Algo in-consciente es por definición lo que carece de conciencia, de razón. No es comprensible, se presenta como algo sin sentido, por eso es incalculable. Se puede llegar a entender, pero con una lógica diferente a la de la razón: la lógica del famoso “pienso, luego existo” de Descartes no es válida. El terreno de lo inconsciente sigue otras leyes distintas, que se manifiestan de modo singular en cada sujeto humano. Se presenta en el plano del pensamiento y en la conciencia pero por caminos que no son directos, siempre con cierto velo que lo cubre y lo disimula. Produce la mayoría de las veces confusión, desconcierto y una serie de supuestos como tentativa de explicación que a veces son válidos y otras veces no lo son. Si elegimos quedarnos en el terreno de las conjeturas, de las sospechas, corremos el riesgo de caer en terrenos complejos y caóticos.

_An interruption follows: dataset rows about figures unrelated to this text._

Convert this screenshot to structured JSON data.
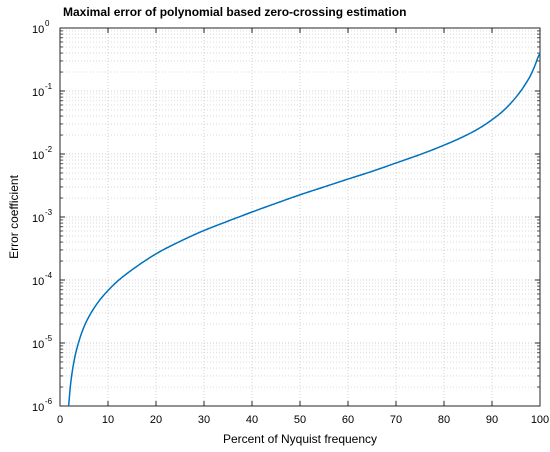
{
  "chart_data": {
    "type": "line",
    "title": "Maximal error of polynomial based zero-crossing estimation",
    "xlabel": "Percent of Nyquist frequency",
    "ylabel": "Error coefficient",
    "xlim": [
      0,
      100
    ],
    "ylim": [
      1e-06,
      1
    ],
    "yscale": "log",
    "grid": true,
    "x_ticks": [
      "0",
      "10",
      "20",
      "30",
      "40",
      "50",
      "60",
      "70",
      "80",
      "90",
      "100"
    ],
    "y_ticks": [
      {
        "base": "10",
        "exp": "0"
      },
      {
        "base": "10",
        "exp": "-1"
      },
      {
        "base": "10",
        "exp": "-2"
      },
      {
        "base": "10",
        "exp": "-3"
      },
      {
        "base": "10",
        "exp": "-4"
      },
      {
        "base": "10",
        "exp": "-5"
      },
      {
        "base": "10",
        "exp": "-6"
      }
    ],
    "series": [
      {
        "color": "#0072BD",
        "x": [
          1.8,
          2.2,
          3,
          4,
          5,
          6,
          8,
          10,
          12,
          15,
          20,
          25,
          30,
          35,
          40,
          45,
          50,
          55,
          60,
          65,
          70,
          75,
          80,
          85,
          88,
          90,
          92,
          94,
          96,
          97,
          98,
          99,
          99.5,
          100
        ],
        "y": [
          1e-06,
          2.2e-06,
          5.5e-06,
          1.1e-05,
          1.8e-05,
          2.6e-05,
          4.5e-05,
          6.8e-05,
          9.6e-05,
          0.000145,
          0.00026,
          0.00041,
          0.00061,
          0.00086,
          0.0012,
          0.00165,
          0.00225,
          0.003,
          0.004,
          0.0053,
          0.0072,
          0.0098,
          0.0138,
          0.0205,
          0.0275,
          0.035,
          0.046,
          0.065,
          0.1,
          0.13,
          0.175,
          0.26,
          0.33,
          0.4
        ]
      }
    ]
  }
}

Por lo general con la ignorancia no se suele llegar muy lejos.
Entonces, con todo esto ¿qué hacer con el sufrimiento?. La propuesta del psicoanálisis sostiene que aunque el sufrimiento no se puede evitar -el malestar es intrínseco al ser humano-, algo se puede hacer con él y ese “hacer” implica emprender un camino que abarca el descubrimiento, la invención y la creación de nuevas herramientas para recomponer aquello que no anda. Este camino requiere de la intervención de un psicoanalista que esté allí para escuchar al sujeto en su padecimiento y, sobre todo, para ir despejando esa nube de confusión. Tal vez -siguiendo la lógica del sentido común-, se puede decir que si el sujeto pudiera recomponer lo que no anda por si sólo en un “auto-análisis” o “autoayuda”, no llegaría nunca a ese punto en donde la cosa no funciona. ¿No les parece?.
Cecilia A. Cortés
Agosto de 2015.
1 Diccionario de la Real Academia Española, versión online: www.rae.es.